Saskatoon — Le Conseil régional de la santé de Saskatoon se dit profondément désolé pour des femmes autochtones qui ont été poussées à subir une ligature des trompes afin de ne plus avoir d’enfants. L’agence régionale avait commandé plus tôt cette année une étude indépendante sur le phénomène, à la suite de plaintes de femmes qui disaient avoir subi les pressions du personnel médical pour subir une ligature des trompes. Cette opération chirurgicale vise à obturer les trompes de Fallope, ces conduits empruntés par les ovocytes pour atteindre l’utérus, où les ovules peuvent ensuite être fécondés.
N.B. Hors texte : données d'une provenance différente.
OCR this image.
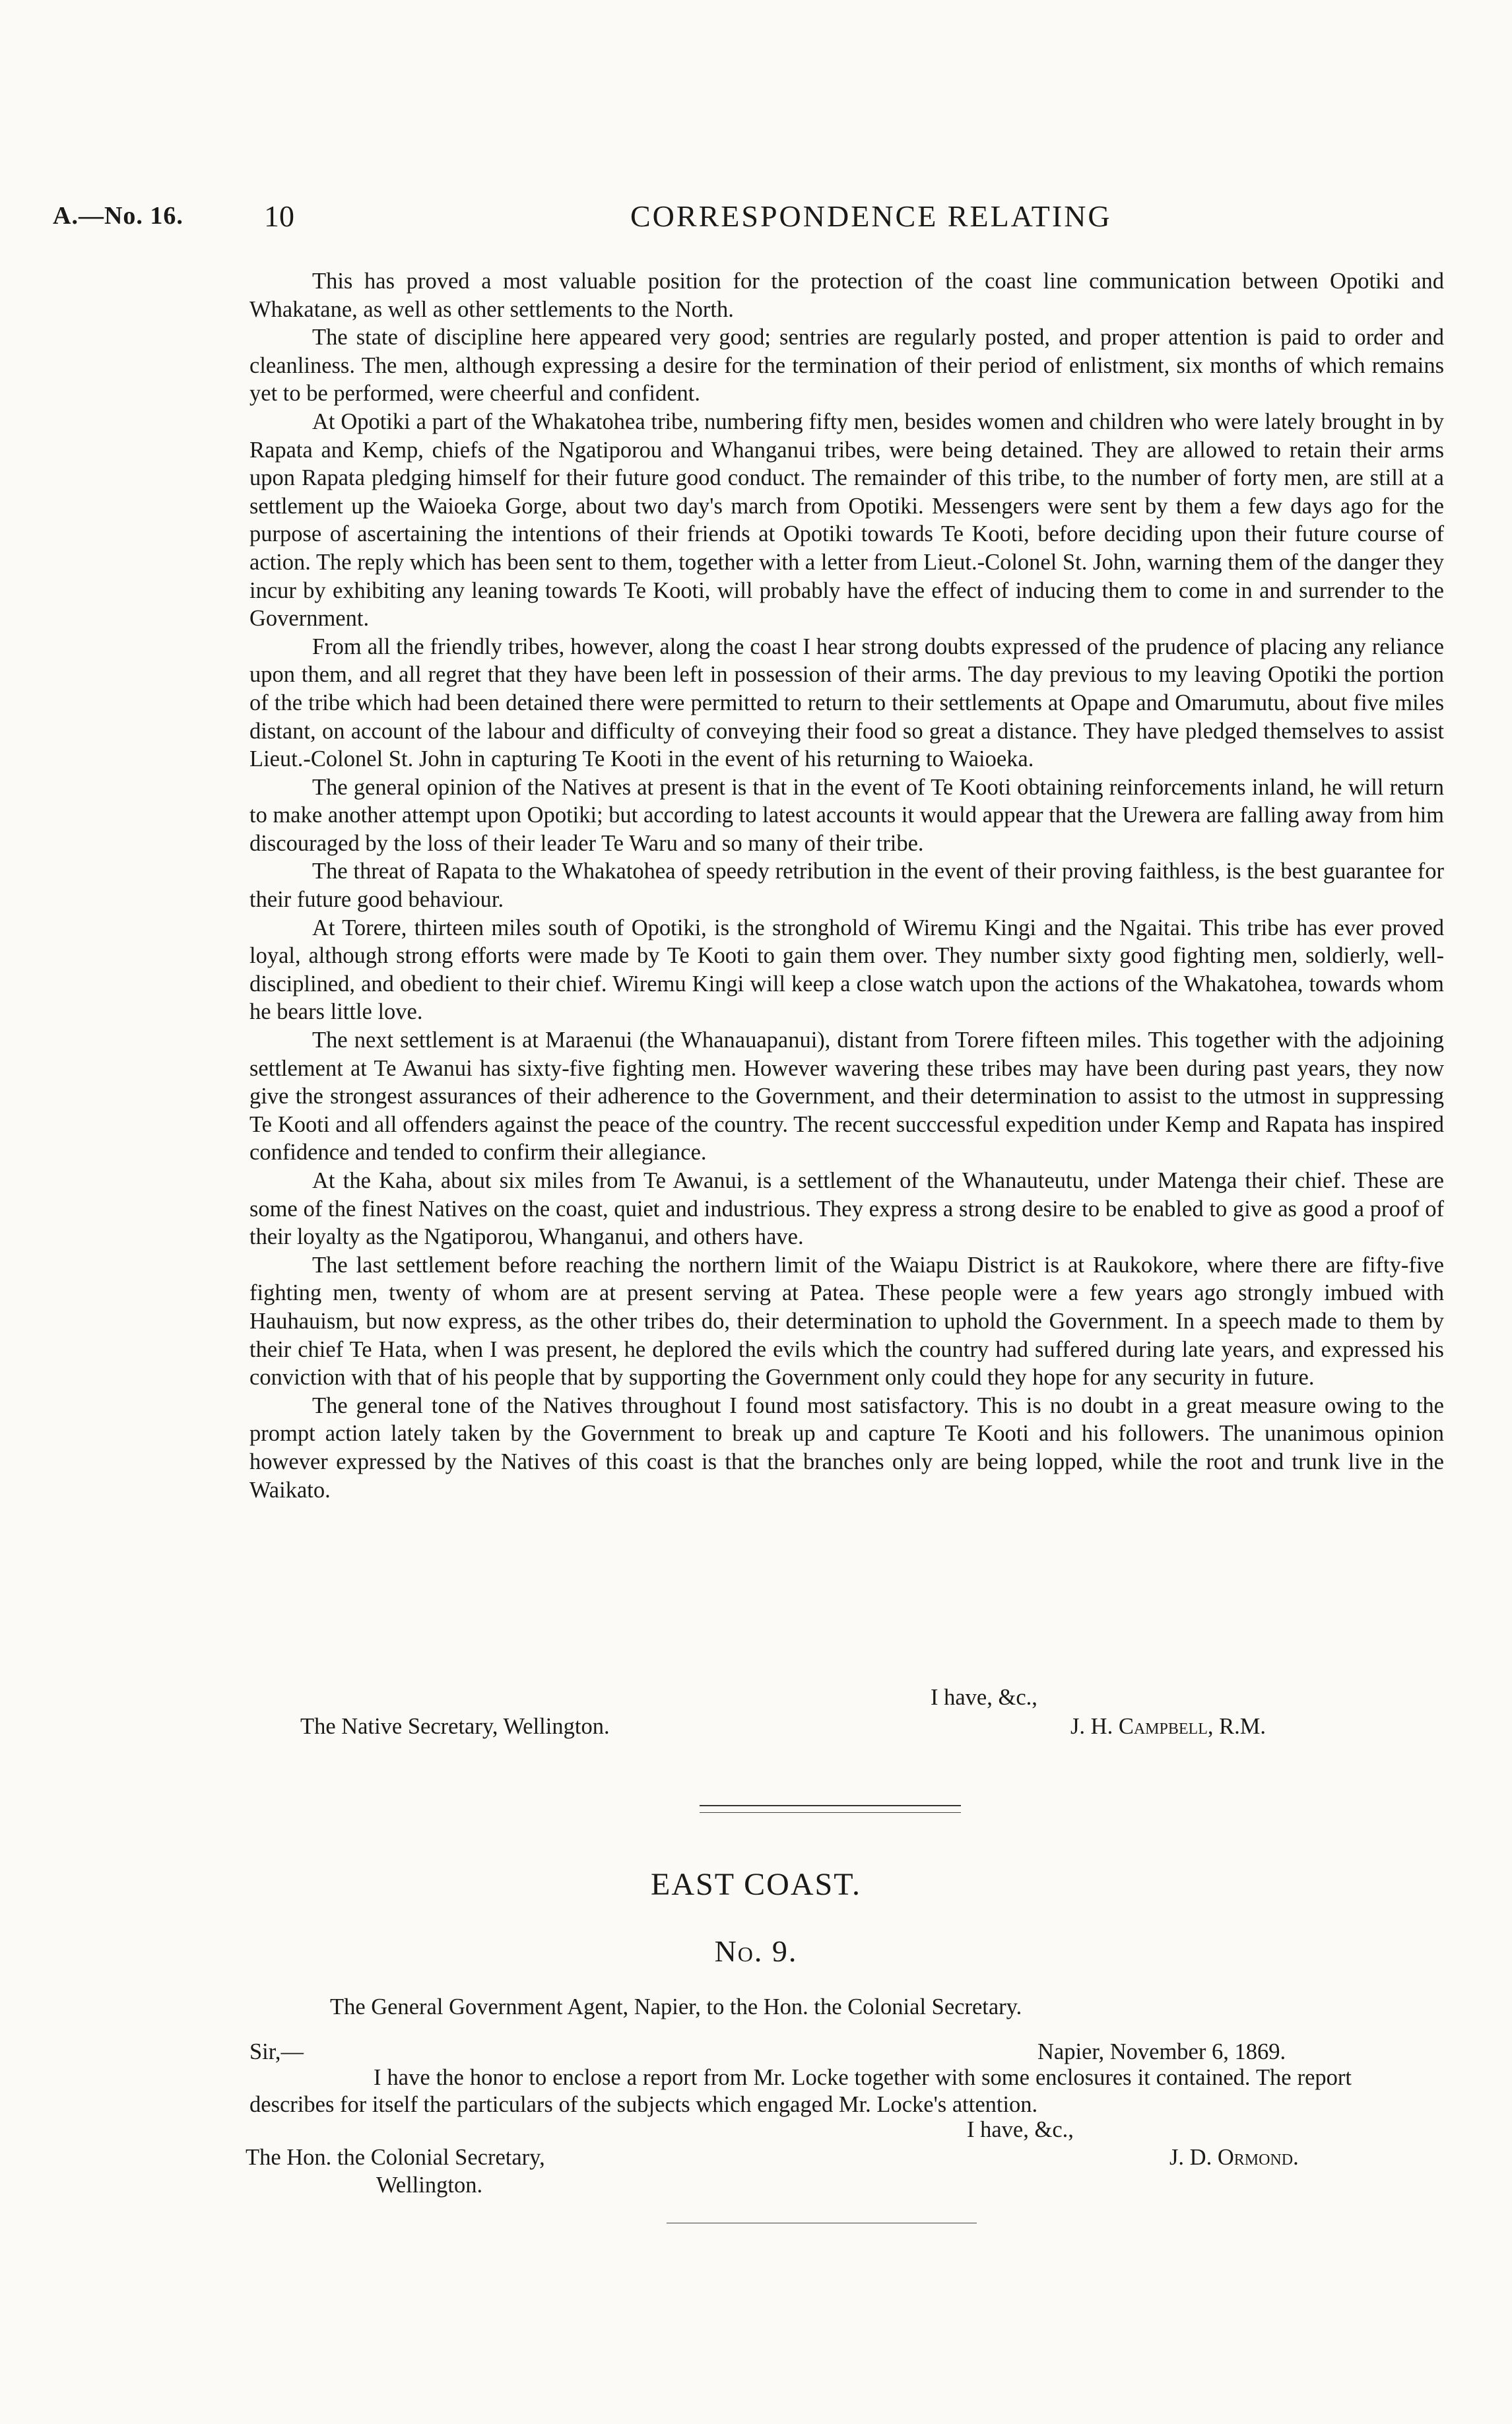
A.—No. 16.	10	CORRESPONDENCE RELATING

This has proved a most valuable position for the protection of the coast line communication between Opotiki and Whakatane, as well as other settlements to the North.

The state of discipline here appeared very good; sentries are regularly posted, and proper attention is paid to order and cleanliness. The men, although expressing a desire for the termination of their period of enlistment, six months of which remains yet to be performed, were cheerful and confident.

At Opotiki a part of the Whakatohea tribe, numbering fifty men, besides women and children who were lately brought in by Rapata and Kemp, chiefs of the Ngatiporou and Whanganui tribes, were being detained. They are allowed to retain their arms upon Rapata pledging himself for their future good conduct. The remainder of this tribe, to the number of forty men, are still at a settlement up the Waioeka Gorge, about two day's march from Opotiki. Messengers were sent by them a few days ago for the purpose of ascertaining the intentions of their friends at Opotiki towards Te Kooti, before deciding upon their future course of action. The reply which has been sent to them, together with a letter from Lieut.-Colonel St. John, warning them of the danger they incur by exhibiting any leaning towards Te Kooti, will probably have the effect of inducing them to come in and surrender to the Government.

From all the friendly tribes, however, along the coast I hear strong doubts expressed of the prudence of placing any reliance upon them, and all regret that they have been left in possession of their arms. The day previous to my leaving Opotiki the portion of the tribe which had been detained there were permitted to return to their settlements at Opape and Omarumutu, about five miles distant, on account of the labour and difficulty of conveying their food so great a distance. They have pledged themselves to assist Lieut.-Colonel St. John in capturing Te Kooti in the event of his returning to Waioeka.

The general opinion of the Natives at present is that in the event of Te Kooti obtaining reinforcements inland, he will return to make another attempt upon Opotiki; but according to latest accounts it would appear that the Urewera are falling away from him discouraged by the loss of their leader Te Waru and so many of their tribe.

The threat of Rapata to the Whakatohea of speedy retribution in the event of their proving faithless, is the best guarantee for their future good behaviour.

At Torere, thirteen miles south of Opotiki, is the stronghold of Wiremu Kingi and the Ngaitai. This tribe has ever proved loyal, although strong efforts were made by Te Kooti to gain them over. They number sixty good fighting men, soldierly, well-disciplined, and obedient to their chief. Wiremu Kingi will keep a close watch upon the actions of the Whakatohea, towards whom he bears little love.

The next settlement is at Maraenui (the Whanauapanui), distant from Torere fifteen miles. This together with the adjoining settlement at Te Awanui has sixty-five fighting men. However wavering these tribes may have been during past years, they now give the strongest assurances of their adherence to the Government, and their determination to assist to the utmost in suppressing Te Kooti and all offenders against the peace of the country. The recent succcessful expedition under Kemp and Rapata has inspired confidence and tended to confirm their allegiance.

At the Kaha, about six miles from Te Awanui, is a settlement of the Whanauteutu, under Matenga their chief. These are some of the finest Natives on the coast, quiet and industrious. They express a strong desire to be enabled to give as good a proof of their loyalty as the Ngatiporou, Whanganui, and others have.

The last settlement before reaching the northern limit of the Waiapu District is at Raukokore, where there are fifty-five fighting men, twenty of whom are at present serving at Patea. These people were a few years ago strongly imbued with Hauhauism, but now express, as the other tribes do, their determination to uphold the Government. In a speech made to them by their chief Te Hata, when I was present, he deplored the evils which the country had suffered during late years, and expressed his conviction with that of his people that by supporting the Government only could they hope for any security in future.

The general tone of the Natives throughout I found most satisfactory. This is no doubt in a great measure owing to the prompt action lately taken by the Government to break up and capture Te Kooti and his followers. The unanimous opinion however expressed by the Natives of this coast is that the branches only are being lopped, while the root and trunk live in the Waikato.

I have, &c.,
The Native Secretary, Wellington.	J. H. Campbell, R.M.
EAST COAST.
No. 9.
The General Government Agent, Napier, to the Hon. the Colonial Secretary.
Sir,—	Napier, November 6, 1869.

I have the honor to enclose a report from Mr. Locke together with some enclosures it contained. The report describes for itself the particulars of the subjects which engaged Mr. Locke's attention.

I have, &c.,
The Hon. the Colonial Secretary,	J. D. Ormond.
Wellington.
Le rapport a été rédigé par l’avocate Yvonne Boyer, de la Chaire de recherche du Canada en santé et bien-être des autochtones à l’Université de Brandon, au Manitoba, et par la docteure Judith Bartlett, qui a déjà été professeure à l’Université du Manitoba. Leur rapport recense les cas vécus par sept autochtones qui décrivent comment elles se sont senties impuissantes face à la discrimination qu’elles ont vécue — comme si elles étaient soudainement dépossédées de leur féminité. Plusieurs ont soutenu qu’elles ignoraient même que la ligature des trompes représentait une méthode de contraception définitive.